In the book, Klarman goes out of his way to focus on risk. He notes, “A margin of safety is achieved when securities are purchased at prices sufficiently below underlying value to allow for human error, bad luck, or extreme volatility in a complex, unpredictable and rapidly changing world."
Klarman goes on to discuss several methodologies for examining what the true value of a company is versus the perception of its value as portrayed by its stock price. He mentions many methods for evaluating the “real” value of a company -- practices which can be executed by most undergraduate-level finance students. Klarman knew that his formulas and assumptions could be perfect, but unless perception (stock price) and reality merged, he would not make money. The gap needed to be wide enough to account for uncertainties and peoples’ perceptions needed to change.
While this all seems dull and mathematical so far, great investors like Klarman, Buffet, and Soros are acutely aware that current circumstances and the corresponding investor behavior they elicit is what leads to any disconnect between the market price and the true value of each of their holdings. They believe that the ideal circumstance for identifying the widest gap (best margin of safety) is when the fewest number of people agree with them. This happens when the behavior of other investors is contrary to their own. Great investors also know that extreme behavior is not permanent behavior. Attitudes can change more rapidly than fundamentals and money can be made anticipating these attitudinal shifts. Money can be made buying companies (or industries, or markets) with the highest “behavioral” margin of safety. Capital can be protected by avoiding (or shorting) those with the lowest behavioral margin of safety (crowded trades).
What is also quite clear to us is that the longer an investment behavior persists (e.g. buying bonds, selling energy stocks, buying large cap growth stocks, etc.) the greater the likelihood that this behavior will sow the seeds to its own reversal. At these "behavioral inflection points" the selling will dissipate and turn into buying and the buying into selling. Said differently, the stocks (or bonds, commodities, real estate) with the lowest behavioral margin of safety are those that have already gone up the most for the longest period of time.
When I think of recent history, I think of the stock of Apple. In September of 2012 the stock eclipsed $700 per share. Since October of ‘08 Apple ascended to that level in a mesmerizing fashion growing at an annual rate of more than 60%. Few managers who expected to beat their benchmarks could afford to be left out of this stock. At $700 per share there was still a cogent argument as to why the stock had a fundamental margin of safety. Excluding the over $120 of cash per share the company had on its balance sheet, Apple was still trading at under 12 times its forecasted earnings. This was cheaper than many slower growing, lower quality companies in the S&P 500. But how high was its behavioral margin of safety? Did everybody who was going to buy it already own it?

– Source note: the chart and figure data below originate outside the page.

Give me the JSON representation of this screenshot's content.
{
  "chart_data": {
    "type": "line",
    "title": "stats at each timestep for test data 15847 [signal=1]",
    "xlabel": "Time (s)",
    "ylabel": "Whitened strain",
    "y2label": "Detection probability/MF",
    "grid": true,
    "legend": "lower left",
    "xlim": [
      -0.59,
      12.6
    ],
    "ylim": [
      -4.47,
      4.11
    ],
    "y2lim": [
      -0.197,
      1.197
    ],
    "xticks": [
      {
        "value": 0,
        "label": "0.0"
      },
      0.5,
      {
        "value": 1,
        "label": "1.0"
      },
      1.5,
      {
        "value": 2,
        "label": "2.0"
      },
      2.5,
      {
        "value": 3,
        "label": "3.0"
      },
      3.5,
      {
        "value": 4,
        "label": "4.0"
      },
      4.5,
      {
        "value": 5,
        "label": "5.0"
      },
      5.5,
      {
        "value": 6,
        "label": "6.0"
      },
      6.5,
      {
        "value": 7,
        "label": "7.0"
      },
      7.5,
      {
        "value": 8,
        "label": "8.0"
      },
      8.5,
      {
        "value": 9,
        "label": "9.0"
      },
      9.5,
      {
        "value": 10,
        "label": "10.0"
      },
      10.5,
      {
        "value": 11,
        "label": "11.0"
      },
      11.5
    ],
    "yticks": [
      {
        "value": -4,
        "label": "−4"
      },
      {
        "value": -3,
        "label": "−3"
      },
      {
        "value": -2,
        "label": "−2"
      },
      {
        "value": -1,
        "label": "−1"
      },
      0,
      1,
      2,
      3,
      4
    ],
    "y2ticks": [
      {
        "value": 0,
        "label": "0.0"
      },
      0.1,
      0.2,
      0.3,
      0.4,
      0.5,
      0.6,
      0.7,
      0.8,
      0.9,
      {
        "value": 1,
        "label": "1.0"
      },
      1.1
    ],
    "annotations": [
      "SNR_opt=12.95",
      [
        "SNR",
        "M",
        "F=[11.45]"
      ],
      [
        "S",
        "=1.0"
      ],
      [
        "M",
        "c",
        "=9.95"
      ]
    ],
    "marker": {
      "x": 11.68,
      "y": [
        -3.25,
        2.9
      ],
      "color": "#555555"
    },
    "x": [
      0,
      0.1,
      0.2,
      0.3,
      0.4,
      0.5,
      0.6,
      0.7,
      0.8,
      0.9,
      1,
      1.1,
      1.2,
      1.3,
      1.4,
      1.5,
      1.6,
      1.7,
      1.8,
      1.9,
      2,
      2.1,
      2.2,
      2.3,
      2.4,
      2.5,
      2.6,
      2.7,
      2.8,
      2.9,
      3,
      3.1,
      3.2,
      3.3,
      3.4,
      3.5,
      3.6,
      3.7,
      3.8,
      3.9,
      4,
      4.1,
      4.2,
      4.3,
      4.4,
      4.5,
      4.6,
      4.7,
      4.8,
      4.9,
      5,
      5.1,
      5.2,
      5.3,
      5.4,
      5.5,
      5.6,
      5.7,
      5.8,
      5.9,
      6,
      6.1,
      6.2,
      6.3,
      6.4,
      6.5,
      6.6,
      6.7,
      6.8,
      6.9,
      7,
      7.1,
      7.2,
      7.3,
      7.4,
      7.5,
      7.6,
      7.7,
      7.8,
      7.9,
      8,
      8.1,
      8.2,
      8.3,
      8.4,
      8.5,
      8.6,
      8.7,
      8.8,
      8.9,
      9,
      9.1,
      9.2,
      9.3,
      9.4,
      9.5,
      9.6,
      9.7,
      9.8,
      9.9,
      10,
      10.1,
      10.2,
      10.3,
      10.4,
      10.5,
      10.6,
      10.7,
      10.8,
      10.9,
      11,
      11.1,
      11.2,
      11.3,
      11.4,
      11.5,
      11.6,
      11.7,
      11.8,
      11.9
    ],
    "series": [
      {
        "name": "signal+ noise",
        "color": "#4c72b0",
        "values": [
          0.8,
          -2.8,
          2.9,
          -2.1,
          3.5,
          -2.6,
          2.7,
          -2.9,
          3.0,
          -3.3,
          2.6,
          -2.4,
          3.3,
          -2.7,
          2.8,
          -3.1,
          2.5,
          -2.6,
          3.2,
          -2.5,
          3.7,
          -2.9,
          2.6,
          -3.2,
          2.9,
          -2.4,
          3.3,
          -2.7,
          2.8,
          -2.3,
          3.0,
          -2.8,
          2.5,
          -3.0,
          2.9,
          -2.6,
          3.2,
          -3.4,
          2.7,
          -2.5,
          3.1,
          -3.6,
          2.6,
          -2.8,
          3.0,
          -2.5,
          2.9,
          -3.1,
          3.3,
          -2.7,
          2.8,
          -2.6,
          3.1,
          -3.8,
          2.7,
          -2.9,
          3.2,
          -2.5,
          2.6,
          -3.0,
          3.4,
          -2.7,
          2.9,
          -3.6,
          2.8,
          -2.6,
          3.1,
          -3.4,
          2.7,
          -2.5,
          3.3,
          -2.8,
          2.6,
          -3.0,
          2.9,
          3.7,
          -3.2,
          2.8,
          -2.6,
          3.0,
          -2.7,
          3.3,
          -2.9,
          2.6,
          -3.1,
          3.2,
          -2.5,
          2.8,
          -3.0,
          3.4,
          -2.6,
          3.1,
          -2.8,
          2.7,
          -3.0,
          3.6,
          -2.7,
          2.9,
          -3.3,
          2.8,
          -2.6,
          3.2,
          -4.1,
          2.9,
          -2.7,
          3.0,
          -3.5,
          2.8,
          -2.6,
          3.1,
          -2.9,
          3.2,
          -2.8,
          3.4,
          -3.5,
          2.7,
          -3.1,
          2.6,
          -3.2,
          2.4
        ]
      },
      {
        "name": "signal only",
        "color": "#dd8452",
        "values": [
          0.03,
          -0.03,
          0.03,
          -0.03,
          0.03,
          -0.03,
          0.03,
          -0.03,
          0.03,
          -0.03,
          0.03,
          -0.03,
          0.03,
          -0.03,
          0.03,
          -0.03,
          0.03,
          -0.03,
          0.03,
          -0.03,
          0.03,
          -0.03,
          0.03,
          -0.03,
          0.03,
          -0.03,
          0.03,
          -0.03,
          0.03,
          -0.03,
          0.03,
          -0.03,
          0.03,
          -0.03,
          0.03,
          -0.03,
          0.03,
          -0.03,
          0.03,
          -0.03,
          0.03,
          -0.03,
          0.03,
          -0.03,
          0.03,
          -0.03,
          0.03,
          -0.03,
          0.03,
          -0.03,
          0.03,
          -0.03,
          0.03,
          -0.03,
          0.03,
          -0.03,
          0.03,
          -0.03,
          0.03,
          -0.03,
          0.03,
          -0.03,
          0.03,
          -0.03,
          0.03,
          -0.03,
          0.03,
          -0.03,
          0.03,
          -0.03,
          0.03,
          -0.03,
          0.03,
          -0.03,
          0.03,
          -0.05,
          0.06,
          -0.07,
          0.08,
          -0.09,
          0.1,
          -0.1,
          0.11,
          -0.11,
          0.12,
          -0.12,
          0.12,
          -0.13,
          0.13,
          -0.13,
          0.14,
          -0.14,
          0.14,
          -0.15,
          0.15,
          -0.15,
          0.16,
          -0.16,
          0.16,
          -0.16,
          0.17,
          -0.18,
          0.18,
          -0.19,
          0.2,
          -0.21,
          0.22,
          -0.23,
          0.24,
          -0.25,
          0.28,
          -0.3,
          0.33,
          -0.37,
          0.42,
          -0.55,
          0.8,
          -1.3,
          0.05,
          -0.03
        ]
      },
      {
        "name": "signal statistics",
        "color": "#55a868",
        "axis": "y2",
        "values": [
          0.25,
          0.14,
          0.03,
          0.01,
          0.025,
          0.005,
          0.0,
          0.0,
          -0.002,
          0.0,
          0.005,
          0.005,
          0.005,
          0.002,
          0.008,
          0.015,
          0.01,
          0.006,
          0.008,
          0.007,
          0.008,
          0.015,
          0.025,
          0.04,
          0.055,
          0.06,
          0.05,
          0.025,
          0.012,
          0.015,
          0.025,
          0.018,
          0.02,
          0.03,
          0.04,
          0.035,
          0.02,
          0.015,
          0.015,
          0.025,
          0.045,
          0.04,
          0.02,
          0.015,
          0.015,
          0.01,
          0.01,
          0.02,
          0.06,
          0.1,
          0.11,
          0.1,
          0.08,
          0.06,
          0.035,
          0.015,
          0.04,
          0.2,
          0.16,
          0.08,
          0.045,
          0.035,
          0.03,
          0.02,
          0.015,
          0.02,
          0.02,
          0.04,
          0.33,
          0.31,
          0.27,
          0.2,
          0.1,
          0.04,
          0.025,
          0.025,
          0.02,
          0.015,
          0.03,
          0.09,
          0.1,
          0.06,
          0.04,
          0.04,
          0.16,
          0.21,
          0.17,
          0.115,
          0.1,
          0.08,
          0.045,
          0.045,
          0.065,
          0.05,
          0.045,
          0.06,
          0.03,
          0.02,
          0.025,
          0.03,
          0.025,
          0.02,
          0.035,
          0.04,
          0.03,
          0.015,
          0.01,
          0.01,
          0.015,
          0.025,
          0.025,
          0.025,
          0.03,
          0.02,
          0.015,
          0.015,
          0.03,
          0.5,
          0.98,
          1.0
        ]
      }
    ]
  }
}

While this practice is difficult to quantify, I would hazard to guess that the behavioral margin of safety was not high for this investment. According to Nick Murray Interactive, Apple was one of the top ten holdings in over seven hundred equity mutual funds; four hundred had it as their single largest holding. 400 mutual funds quantitatively demonstrated that this was the single stock that was going to help them the most in beating the market averages over the foreseeable future after it had already gone up more than just about any other stock over the previous four years. It takes some courage to own any single company. With Apple it took a great deal more courage not to own it. I have no idea how this company will perform from current levels ($500 per share a/o 1/2012) but Nick Murray said it best when he commented, “We may no longer be willing to accept even excellence from Apple, because we have in some sense started pricing in magic.”

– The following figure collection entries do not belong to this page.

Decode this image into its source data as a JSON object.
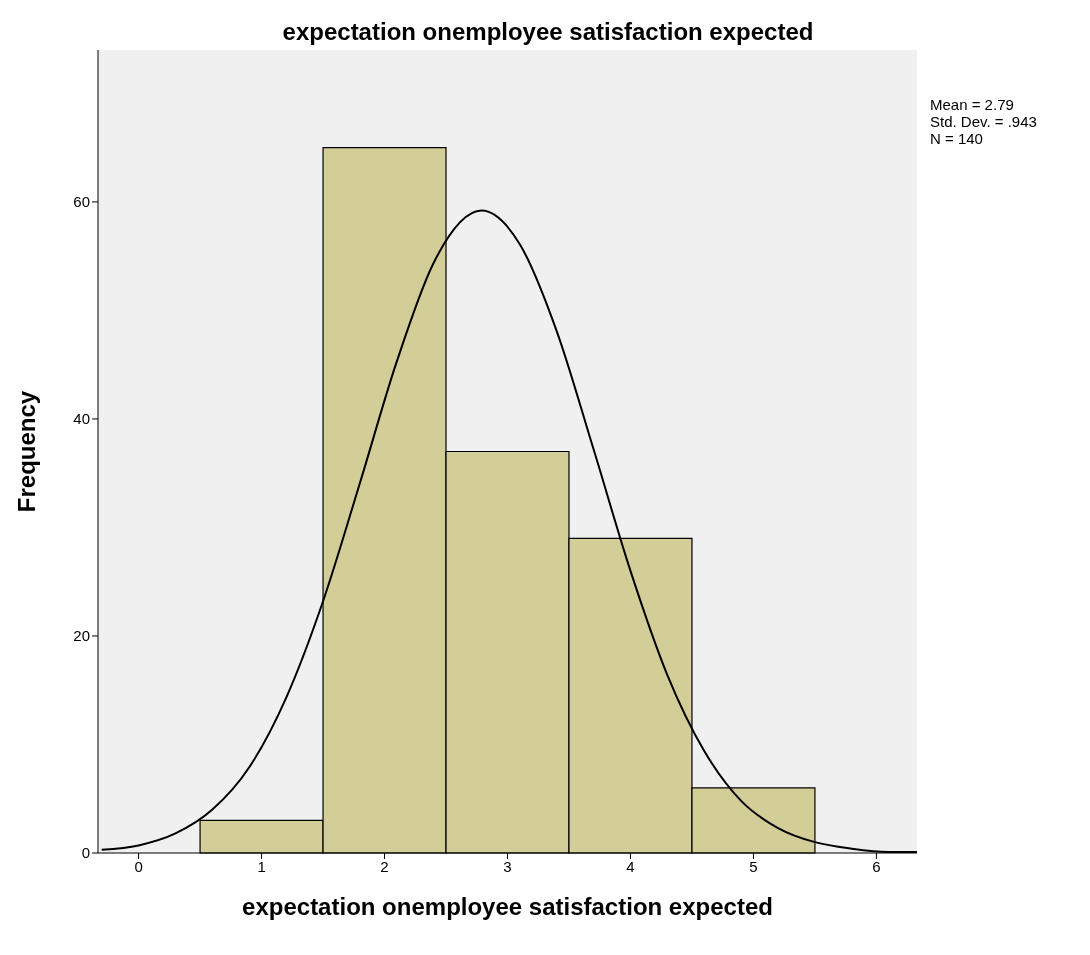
{
  "chart_data": {
    "type": "histogram",
    "title": "expectation onemployee satisfaction expected",
    "xlabel": "expectation onemployee satisfaction expected",
    "ylabel": "Frequency",
    "bins": [
      0.5,
      1.5,
      2.5,
      3.5,
      4.5,
      5.5
    ],
    "values": [
      3,
      65,
      37,
      29,
      6
    ],
    "color": "#d3ce98",
    "series": [
      {
        "type": "line",
        "color": "#000000",
        "marker": "none",
        "x": [
          -0.3,
          0,
          0.3,
          0.6,
          0.9,
          1.2,
          1.5,
          1.8,
          2.1,
          2.4,
          2.79,
          3.1,
          3.4,
          3.7,
          4.0,
          4.3,
          4.6,
          4.9,
          5.2,
          5.5,
          5.8,
          6.1,
          6.33
        ],
        "values": [
          0.3,
          0.7,
          1.8,
          4.0,
          7.9,
          14.3,
          23.2,
          34.1,
          45.3,
          54.4,
          59.2,
          56.1,
          48.1,
          37.2,
          26.0,
          16.4,
          9.4,
          4.8,
          2.3,
          1.0,
          0.4,
          0.1,
          0.1
        ]
      }
    ],
    "xlim": [
      -0.33,
      6.33
    ],
    "ylim": [
      0,
      74
    ],
    "xticks": [
      0,
      1,
      2,
      3,
      4,
      5,
      6
    ],
    "yticks": [
      0,
      20,
      40,
      60
    ],
    "annotations": [
      "Mean = 2.79",
      "Std. Dev. = .943",
      "N = 140"
    ]
  }
}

The behavioral margin of safety for the stocks in general can vary over time. As we enter 2013 stocks have recovered over 100% from their lows in March of 2009. One would think that the average investor increasingly participating is one of the reasons for this recovery. This is not the case. According to Gallup, every year since the recovery began the “participation rate” of American household in stocks has declined. The participation rate sits at 54%, the lowest level since Gallup started measuring the data in 1999. Everybody who can own stocks clearly does not own stocks. Every dollar that could come into the stock market has yet to be committed. We would need to see more investors behaving with impunity before waving the caution flag to our loyal constituency.